Chunky Sausages of Dubious Origin

  • So, what's your major? Answer: It doesn't really matter; the real difference between a liberal-arts education and a trade-school education is that the liberal arts graduate knows something, in some depth, outside his/her major, by design... and the trade-school graduate does only by accident.
  • Bobby Jindal Hates the Arts! Yeah, I'm surprised.
  • It's a bad time to be up for sale, even if you're leading academic publisher Springer. What this really reflects is unrealistic expectations of purely financial returns on the part of both the owners and the potential buyers. Yes, publishing is about making a profit; it is not, however, about all publishers earning returns that are above average, like Lake Woebegon's children. Which, now that I think about it, is all too apt a comparison.
  • Speaking of everyone being "above average," The Poz (the Hon. Richard J. Posner) tries to explain the housing bubble, irrationality, and being wrong in purely economic terms... and fails. That, however, is not surprising; it's similar to the failure to classical physics to explain nuclear interactions. Economics works as a dominant explanation only inside the "meat" of the bell curve of behavior (approximately ±1.5σ); once outside that frame, other factors dominate. Since, by definition, a "bubble" is outside that area, this shouldn't surprise anyone, and exposes the primary problem with economic explanations of human behavior: the neglected distinction between "necessary condition" and "sufficient explanation". Economic factors are always a necessary condition in an explanation, but they're seldom sufficient in themselves; for one thing, no purely economic model can explain either "altruism" or "artistic integrity" and remain internally consistent, and that's just the beginning (and the letter A).
  • A new "optimization" site "for authors" called filedbyauthor.com (which I'll call "FBA" for obscure reasons, and to avoid repetition... a common SEO strategy) has started up. As this LAT article notes, it's not exactly author-friendly. The business model is quite curious: Everything is initially generated in-house by FBA, but authors are then "invited" to pay annual fees of about $100 — and up — to get control over the information and become "verified" members.

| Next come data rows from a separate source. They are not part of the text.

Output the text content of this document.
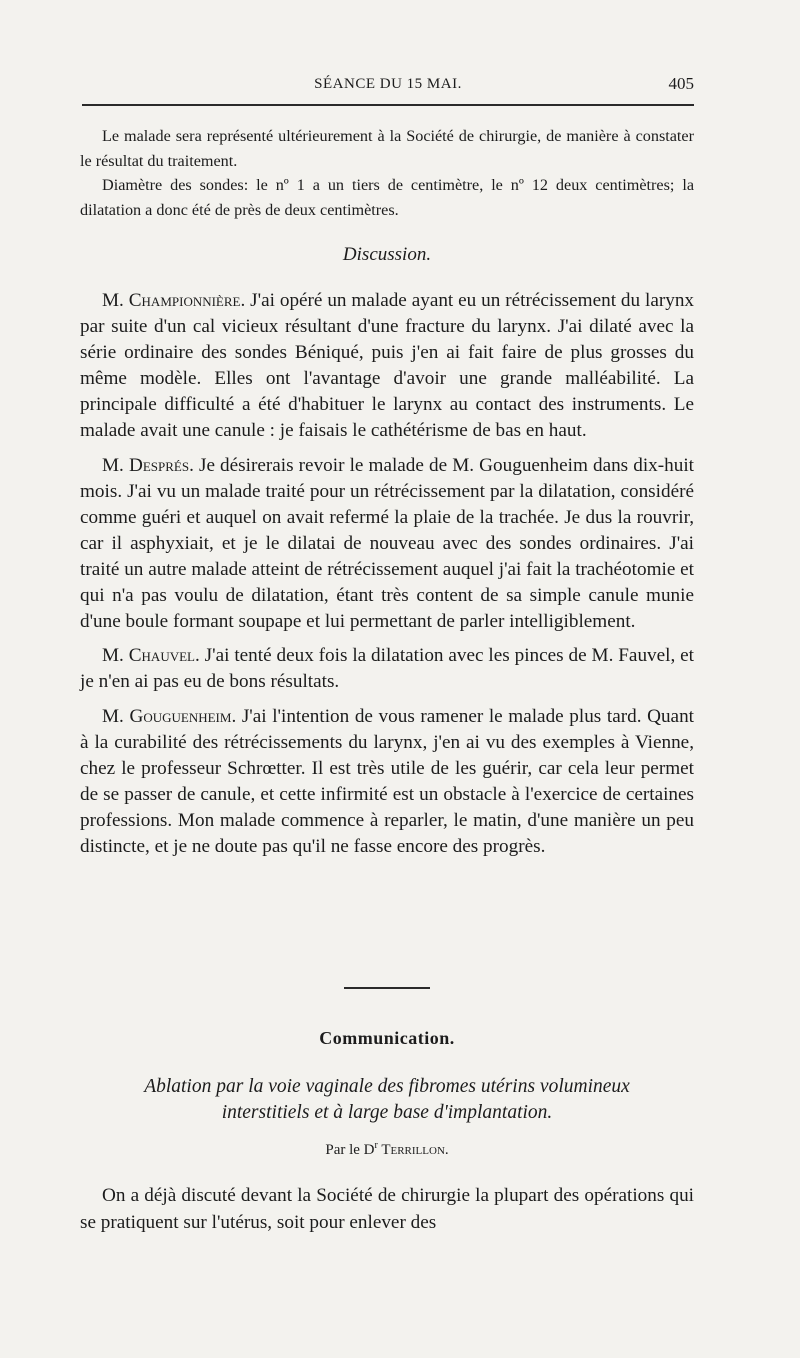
SÉANCE DU 15 MAI.	405

Le malade sera représenté ultérieurement à la Société de chirurgie, de manière à constater le résultat du traitement.

Diamètre des sondes: le nº 1 a un tiers de centimètre, le nº 12 deux centimètres; la dilatation a donc été de près de deux centimètres.

Discussion.

M. Championnière. J'ai opéré un malade ayant eu un rétrécissement du larynx par suite d'un cal vicieux résultant d'une fracture du larynx. J'ai dilaté avec la série ordinaire des sondes Béniqué, puis j'en ai fait faire de plus grosses du même modèle. Elles ont l'avantage d'avoir une grande malléabilité. La principale difficulté a été d'habituer le larynx au contact des instruments. Le malade avait une canule : je faisais le cathétérisme de bas en haut.

M. Després. Je désirerais revoir le malade de M. Gouguenheim dans dix-huit mois. J'ai vu un malade traité pour un rétrécissement par la dilatation, considéré comme guéri et auquel on avait refermé la plaie de la trachée. Je dus la rouvrir, car il asphyxiait, et je le dilatai de nouveau avec des sondes ordinaires. J'ai traité un autre malade atteint de rétrécissement auquel j'ai fait la trachéotomie et qui n'a pas voulu de dilatation, étant très content de sa simple canule munie d'une boule formant soupape et lui permettant de parler intelligiblement.

M. Chauvel. J'ai tenté deux fois la dilatation avec les pinces de M. Fauvel, et je n'en ai pas eu de bons résultats.

M. Gouguenheim. J'ai l'intention de vous ramener le malade plus tard. Quant à la curabilité des rétrécissements du larynx, j'en ai vu des exemples à Vienne, chez le professeur Schrœtter. Il est très utile de les guérir, car cela leur permet de se passer de canule, et cette infirmité est un obstacle à l'exercice de certaines professions. Mon malade commence à reparler, le matin, d'une manière un peu distincte, et je ne doute pas qu'il ne fasse encore des progrès.

Communication.
Ablation par la voie vaginale des fibromes utérins volumineux
interstitiels et à large base d'implantation.
Par le $D^r$ Terrillon.

On a déjà discuté devant la Société de chirurgie la plupart des opérations qui se pratiquent sur l'utérus, soit pour enlever des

    This is much less surprising a business model than it might seem, given its origins. First of all, the site and corporation are based in Nashville. That, by itself, should send up a huge red flag to anyone who is actually concerned with creator control. One of the dirty little secrets of copyright law is the partial cooptation of the Sixth Circuit by corporate music interests from the early 1960s on — to the point that one can seldom rely upon Sixth Circuit opinions on copyright issues for an even-handed statement of the controlling facts, let alone the legal principles (and sometimes even the controlling precedent!). One of the key distinctions between the way the music business has established its contracts and the way the publishing business has established its contracts is that in music, the corporate interest always asserts trademark-like control over the creator's image, although it actually tries to enforce that assertion almost entirely with performers and not with writers, whereas publishers have seldom done that (although some — Hachette's US outpost being the largest — are starting to do so).

    Second, there's no apparent way to opt out. It's going to get awfully interesting to see how FBA handles objections from trademark holders... and I am no doubt going to be involved in that, if only as a consultant. It will also be interesting to see how it impinges upon existing communities built by authors, such as the Scalziverse and the Doctorow Continuum (which don't have much in the way of existing fan sites) and Hogwarts (which does).

    Bluntly, this is a misconceived attempt to hold authors' images — in the Nashville sense of the word — hostage. I'm strongly opposed to the business model, which clearly violates California law and probably violates a whole bunch of other law. The real question will be how to do anything about it... because, like Dracula, this sort of thing keeps coming back.